Last June, Music Professor Severine Neff led four graduate students into the heartland of classical music: Vienna, Austria. Students and professors from UNC-Chapel Hill, the Tchaikovsky Conservatory in Moscow, and the Central Conservatory of Music in Beijing converged on the Arnold Schoenberg Center in Vienna for two weeks of intensive study.

It is hard to imagine a more fitting destination than Vienna, sometimes called the capital of classical music. Many of the most famous musicians in history including Mozart, Beethoven, and Haydn devoted significant time composing in Vienna.

The Department of Music at UNC-Chapel Hill, the second oldest program in musicology in the country, has deep roots in Vienna. A significant number of its early professors studied in Vienna, including Glen Haydon, who was department chair for nearly 32 years. Haydon helped cement a tradition of rigorous academic scholarship with a constant drive for improvement in the Department. He led an effort to buy large collections of classical music books from Europe, expanding the University’s music library.

“Haydon put us on the map,” Neff says. “Our library is a world class one for musicology.”

With strong ties to Europe and especially Vienna, the trek to Austria last summer was representative of the Department’s deep roots in classical tradition. At the same time, it was a truly unique example of a program not afraid to challenge barriers.

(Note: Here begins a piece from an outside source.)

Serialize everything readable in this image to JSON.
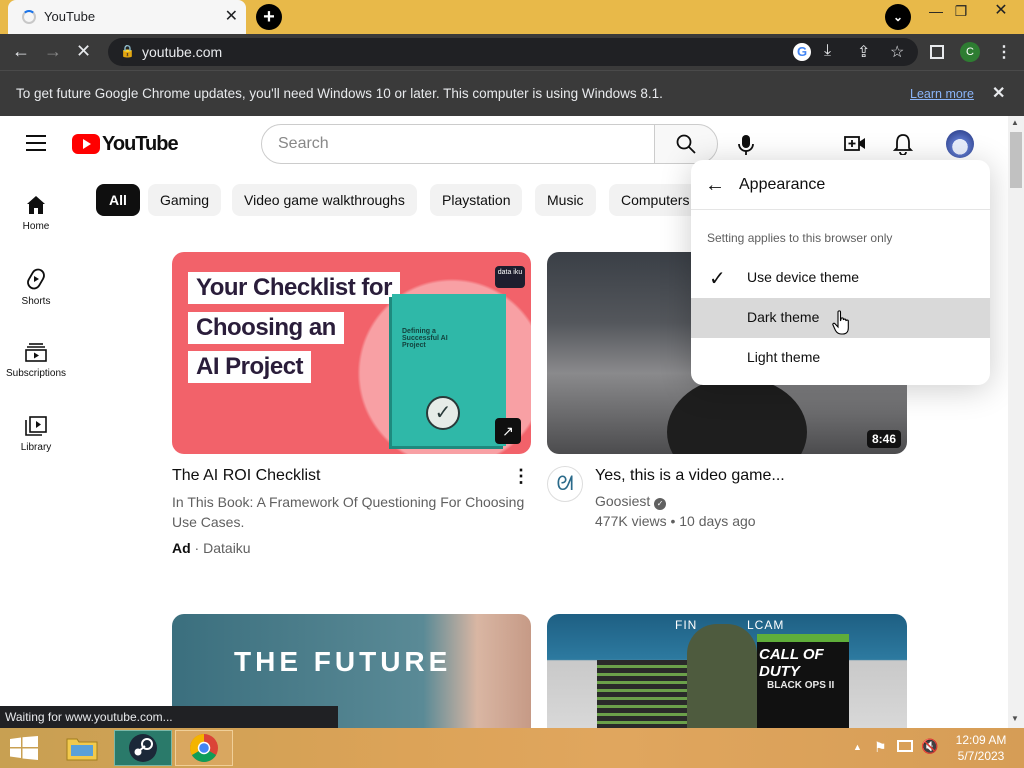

Neff emphasized the innovative nature of the experience. “Students were studying the music of Arnold Schoenberg—a quintessential part of the European canon—but with Chinese musicians born, bred, and educated in Beijing. The performances of the Chinese students had a freshness of spirit, a different sense of timing than we usually hear in Europe or America. Yet the Chinese also chose to moderate their interpretations at the suggestions of tradition-bound European pedagogues from Vienna Conservatory and American students. The interchange between the groups was a fascinating blend of trans-cultural thought.”

While a tradition of unquestioned commitment to the highest standards and most rigorous scholarship continues, the Department of Music is reinventing itself. Many faculty members continue to study European classical music, but they are asking unique questions and breaking new ground. Meanwhile, other faculty members—and even some classically trained professors— also study and teach topics as diverse as American popular music, the history of technology in music, country, rock, and world music from countries like Indonesia and Cuba.

Professor Jocelyn Neal, for example, researches American popular music, with an emphasis on country. Professor Mark Katz is a violinist who studies how DJs are true musicians. In February, Katz hosted “The Art and Culture of the DJ” which included scholarly presentations, performances by nationally known DJs, and a dance party. Professor Marzanna Poplawska explores the intersection of culture and religion in music in Indonesia, and she performs, directs, and dances to Indonesian gamelan music, which includes an entirely different musical scale and set of instruments.

Professor David Garcia teaches Latin American and world music, jazz, ethnomusicology, music of the African diaspora, and popular music; he also directs and arranges for UNC-Chapel Hill’s Charanga Carolina, which specializes in Cuban danzón and salsa. “I think we’re growing in diversity,” Garcia says. “It’s a very exciting time.”

As times change, different programs face different challenges, but the University is united in its effort to constantly improve. Leading graduate education demands innovation. From experimenting with the newest technologies to engaging in other cultures and ideas, graduate students and faculty in Chapel Hill strive to merge tradition and innovation.

Meanwhile, long-established standards of quality remain foundational. In fact, the marriage of tradition and innovation is at the heart of Carolina’s ongoing excellence.